Today's hot topic is voting machines. It seems the doyenne of daytime TV, Oprah Winfrey, voted early in Chicago last week and ran smack into a touch-screen voting machine that didn't want to cooperate. She pressed the screen next to You Know Who's name, but nothing happened. One can only imagine the theatrics that ensued in the polling station, but you can watch a video of the world's wealthiest entertainer describing it here.

My point: If it can happen to L'Oprah, it can happen to you. Heck, it even happened to Homer Simpson.

Votes have been flipping like pancakes on electronic voting machines in Colorado, West Virginia, Texas, and Tennessee, among other places. When voters press the touch screen, it either doesn't record their choice (a la Oprah) or it records it for the wrong candidate. And in most cases there's no paper trail, which means there's no way to verify the machine accurately recorded your vote, even if it displayed correctly on screen.

It's not just tree-hugging, tin-foil-hat-wearing Probama voters who've had this problem. In Tennessee, three voters complained their McCain votes were being recorded for The One. Several states have responded by decertifying machines and going back to paper ballots, but more than a third of the US will vote using one of these gizmos. E-voting experts are keeping a watchful eye on several states, including Florida, Ohio, Pennsylvania, and Virginia.

That doesn't mean there's a vast conspiracy and the fix is in. It may be user error, combined with a badly designed GUI, badly calibrated machine, and/or buggy code. Regular readers of this column will be extremely familiar with those kinds of problems.

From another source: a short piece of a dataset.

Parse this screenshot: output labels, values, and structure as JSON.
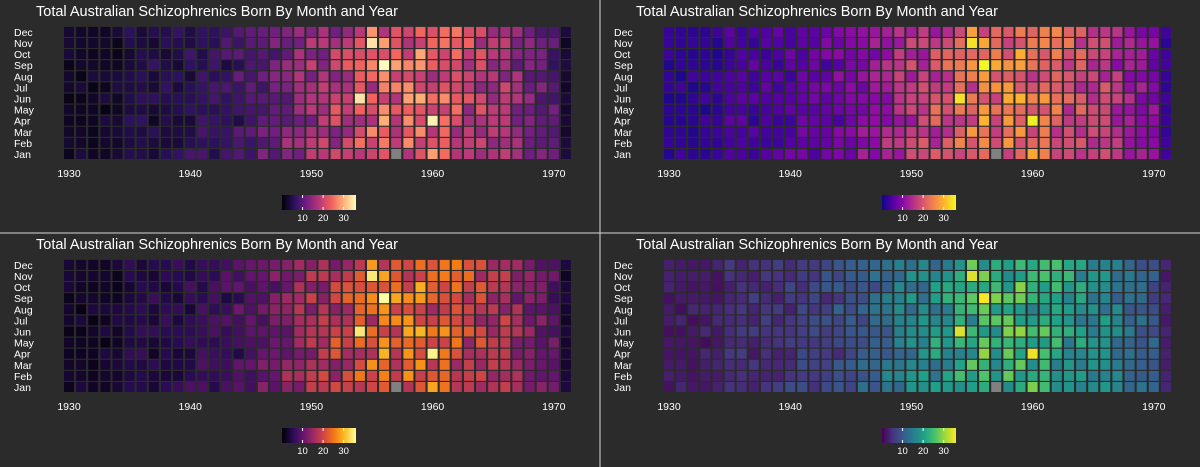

The Brad Blog, which eats this kind of stuff for breakfast, has compiled some handy tips if you see your votes being flipped or encounter other gremlins living inside an electronic voting machine.

Brad Friedman (aka the Brad blog) also suggests we use a mobile phone camera to capture video of anything irregular and upload it to VideoTheVote or YouTube. I'm not sure how much the blue-haired ladies overseeing the election in my precinct will like that, but hey, it's a free country. At least, for the time being. You can help keep it that way by voting.